Extra funding to tackle Covid-19 across Scotland, Wales and Northern Ireland has been doubled.
Chancellor Rishi Sunak said the boost was to ensure people in the devolved nations were supported “in the face of this serious health crisis”.
It followed a ramping up of demands for more cash support from the three nations amid the rise in Omicron cases.
The total sum has been doubled from the recently-announced £430 million, to £860 million.
Of this, the Scottish Government is being allocated £440 million, the Welsh Government £270 million and the Northern Ireland Executive £150 million.
The Treasury said the amounts, which are in addition to the devolved nations’ autumn Budget funding, will be kept under review.
Mr Sunak said: “Following discussions with the devolved administrations, we are now doubling the additional funding available.
“We will continue to listen to and work with the devolved administrations in the face of this serious health crisis, to ensure we’re getting the booster to people all over the UK and that people in Scotland, Wales and Northern Ireland are supported.”
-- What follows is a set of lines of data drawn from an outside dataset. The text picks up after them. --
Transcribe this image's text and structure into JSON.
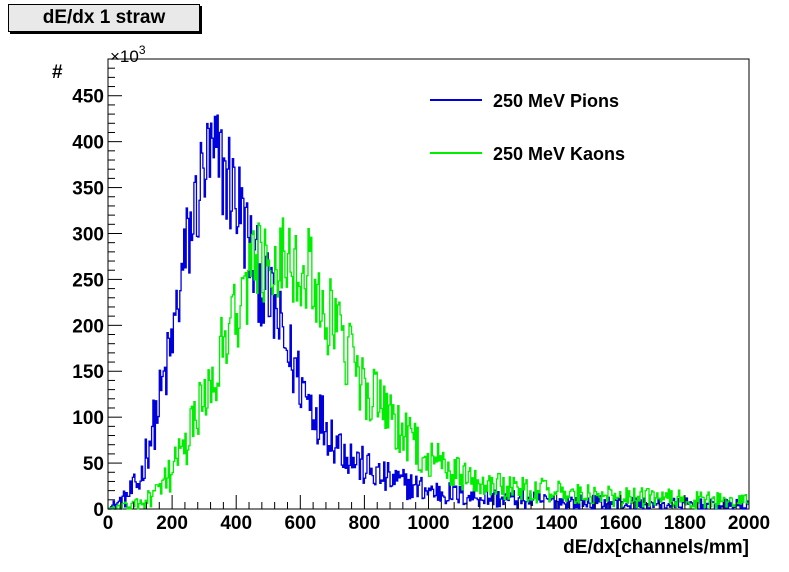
{
  "chart_data": {
    "type": "line",
    "title": "dE/dx 1 straw",
    "xlabel": "dE/dx[channels/mm]",
    "ylabel": "#",
    "y_multiplier": "×10",
    "y_multiplier_exp": "3",
    "xlim": [
      0,
      2000
    ],
    "ylim": [
      0,
      490
    ],
    "x_ticks": [
      0,
      200,
      400,
      600,
      800,
      1000,
      1200,
      1400,
      1600,
      1800,
      2000
    ],
    "y_ticks": [
      0,
      50,
      100,
      150,
      200,
      250,
      300,
      350,
      400,
      450
    ],
    "legend_position": "top-right",
    "series": [
      {
        "name": "250 MeV Pions",
        "color": "#0000dd",
        "x": [
          0,
          50,
          100,
          125,
          150,
          175,
          200,
          225,
          250,
          275,
          300,
          325,
          350,
          375,
          400,
          425,
          450,
          475,
          500,
          525,
          550,
          575,
          600,
          625,
          650,
          675,
          700,
          725,
          750,
          775,
          800,
          850,
          900,
          950,
          1000,
          1100,
          1200,
          1300,
          1400,
          1500,
          1600,
          1700,
          1800,
          1900,
          2000
        ],
        "values": [
          0,
          10,
          30,
          70,
          100,
          140,
          180,
          240,
          290,
          330,
          370,
          380,
          375,
          360,
          340,
          310,
          270,
          250,
          230,
          210,
          180,
          160,
          140,
          120,
          105,
          95,
          80,
          70,
          60,
          52,
          45,
          35,
          30,
          25,
          20,
          15,
          12,
          10,
          8,
          7,
          6,
          5,
          5,
          4,
          4
        ]
      },
      {
        "name": "250 MeV Kaons",
        "color": "#00ee00",
        "x": [
          0,
          100,
          150,
          200,
          250,
          300,
          350,
          400,
          425,
          450,
          475,
          500,
          525,
          550,
          575,
          600,
          625,
          650,
          675,
          700,
          725,
          750,
          775,
          800,
          850,
          900,
          950,
          1000,
          1050,
          1100,
          1200,
          1300,
          1400,
          1500,
          1600,
          1700,
          1800,
          1900,
          2000
        ],
        "values": [
          0,
          5,
          15,
          40,
          75,
          120,
          170,
          215,
          245,
          260,
          270,
          275,
          280,
          280,
          275,
          270,
          255,
          240,
          220,
          200,
          185,
          165,
          150,
          135,
          110,
          90,
          70,
          55,
          45,
          38,
          28,
          22,
          18,
          15,
          13,
          12,
          10,
          9,
          8
        ]
      }
    ]
  }
}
The announcement came after Scotland’s First Minister, Nicola Sturgeon, said the UK Government’s initial offer of £220 million to help in the fight against the coronavirus had left the country millions of pounds worse off.
Following a Cobra meeting on Wednesday, Scotland’s Finance Secretary, Kate Forbes, wrote to Mr Sunak urging him to take more action to help deal with the impact of the Omicron variant, and described the £220 million sum as “entirely inadequate”.
Responding to the latest funding announcement on Sunday, Ms Sturgeon tweeted to warn against “spin on ‘doubling’” and insisted they “still need much more urgency” in action and support from Westminster so that devolved governments’ hands are “not tied”.
She also described it as “disappointing and frustrating” that neither Boris Johnson or Mr Sunak had attended the Cobra meeting with the devolved nations on Sunday evening.
The meeting, chaired by Cabinet Office minister Steve Barclay, included discussion of “potential workforce disruption arising from the Omicron variant, and plans to prepare for that”, a Cabinet Office spokesman said.
Describing it as having been a “constructive” meeting, the spokesman added: “They agreed to continue to monitor the emerging data over the coming days, working closely with businesses and public agencies across the UK to understand the impact on industry and services.”